La gastronomie portugaise est l'une des plus honnêtes et des plus généreuses d'Europe — une cuisine de produits bruts, de mer et de terre, portée par des techniques simples et des saveurs franches qui n'ont pas besoin de sophistication pour convaincre. Elle partage avec ses voisines ibériques le goût de la convivialité et des grandes tablées, mais elle se distingue par son attachement profond à la mer et par une richesse en desserts et en pâtisseries qui révèle l'héritage mauresque et tropical du pays.
Le bacalhau (morue salée) est le plat national — une obsession quasi-religieuse. On dit au Portugal qu'il existe 365 façons de cuisiner le bacalhau, une pour chaque jour de l'année. La réalité n'est pas loin : bacalhau à brás (effiloché avec œufs brouillés et olives), à lagareiro (au four avec huile d'olive en abondance), com natas (gratiné à la crème), à Gomes de Sá (avec pommes de terre et œufs durs), cozido com grão (avec pois chiches) — chaque région, chaque famille, chaque restaurant a sa version. La morue est importée depuis les côtes de Norvège et d'Islande, salée et séchée, puis dessalée pendant 24 à 48 heures avant d'être cuisinée.
Le pastel de nata est l'ambassadeur de la pâtisserie portugaise dans le monde entier. Cette tartelette à la crème vanillée dans un fond feuilleté caramélisé et légèrement brûlé en surface a été créée au XIXe siècle par les moines du monastère des Hiéronymites de Belém — d'où le nom de l'enseigne originale, Pastéis de Belém (depuis 1837), dont la recette reste jalousement secrète. Aujourd'hui, chaque boulangerie du pays propose sa version — chaude, saupoudrée de cannelle et de sucre glace, à déguster avec un café allongé au comptoir.

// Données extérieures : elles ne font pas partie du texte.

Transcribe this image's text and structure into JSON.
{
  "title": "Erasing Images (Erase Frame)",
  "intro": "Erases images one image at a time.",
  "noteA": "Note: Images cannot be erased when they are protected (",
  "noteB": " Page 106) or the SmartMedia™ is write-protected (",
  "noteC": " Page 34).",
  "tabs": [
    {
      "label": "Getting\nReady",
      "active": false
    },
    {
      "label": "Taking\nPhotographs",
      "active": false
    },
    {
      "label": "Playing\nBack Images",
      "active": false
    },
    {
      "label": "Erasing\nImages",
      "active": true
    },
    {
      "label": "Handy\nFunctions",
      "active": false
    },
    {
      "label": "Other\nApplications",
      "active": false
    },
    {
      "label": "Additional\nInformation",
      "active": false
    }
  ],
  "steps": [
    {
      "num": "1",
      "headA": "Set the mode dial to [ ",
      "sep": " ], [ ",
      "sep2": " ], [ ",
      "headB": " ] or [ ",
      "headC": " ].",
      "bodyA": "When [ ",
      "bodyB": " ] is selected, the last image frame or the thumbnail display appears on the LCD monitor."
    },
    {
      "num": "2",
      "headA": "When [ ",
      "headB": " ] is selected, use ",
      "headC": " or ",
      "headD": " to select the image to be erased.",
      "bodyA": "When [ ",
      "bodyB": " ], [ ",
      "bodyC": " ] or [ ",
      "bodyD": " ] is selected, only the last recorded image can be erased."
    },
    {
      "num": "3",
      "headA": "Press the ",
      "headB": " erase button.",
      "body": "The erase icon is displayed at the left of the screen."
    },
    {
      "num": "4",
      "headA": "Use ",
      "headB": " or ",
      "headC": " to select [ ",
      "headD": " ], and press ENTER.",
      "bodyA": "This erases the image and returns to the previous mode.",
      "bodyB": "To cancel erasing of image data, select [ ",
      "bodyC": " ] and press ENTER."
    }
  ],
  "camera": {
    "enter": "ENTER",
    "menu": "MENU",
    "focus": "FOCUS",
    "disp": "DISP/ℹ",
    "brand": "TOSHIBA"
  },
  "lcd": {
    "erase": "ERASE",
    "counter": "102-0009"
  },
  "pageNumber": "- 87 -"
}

Les grillades de sardines (sardinhas assadas) sont l'autre pilier de la cuisine estivale portugaise. En juin, à l'occasion des Festas de Santos Populares, les grils envahissent les trottoirs de Lisbonne et Porto : la fumée acre des sardines sur les braises, accompagnées de pain et de piri-piri, est l'odeur de l'été dans la capitale. Les fruits de mer — percebes (anatifes, un luxe local), amêijoas (palourdes à l'ail et au vin blanc), gambas grelhadas — sont d'une fraîcheur irréprochable sur la côte atlantique.
Les vins portugais méritent une attention particulière. Le vinho verde du Minho, frais et légèrement pétillant (parfois produit à partir du cépage albariño/alvarinho pour les cuvées haut de gamme), est parfait à l'apéritif ou avec les fruits de mer. Le porto — tawny, ruby, LBV ou millésimé — est produit exclusivement dans la vallée du Douro et vieilli dans les caves de Vila Nova de Gaia : une visite des caves Taylor's, Graham's ou Ramos Pinto avec dégustation est incontournable à Porto. L'Alentejo produit des rouges solaires et charnus à base d'aragonez (tempranillo local) et trincadeira, souvent d'un excellent rapport qualité-prix. Le Douro produit aussi des vins rouges de table d'une profondeur remarquable — les Quinta do Crasto, Ramos Pinto ou Niepoort sont des références mondiales.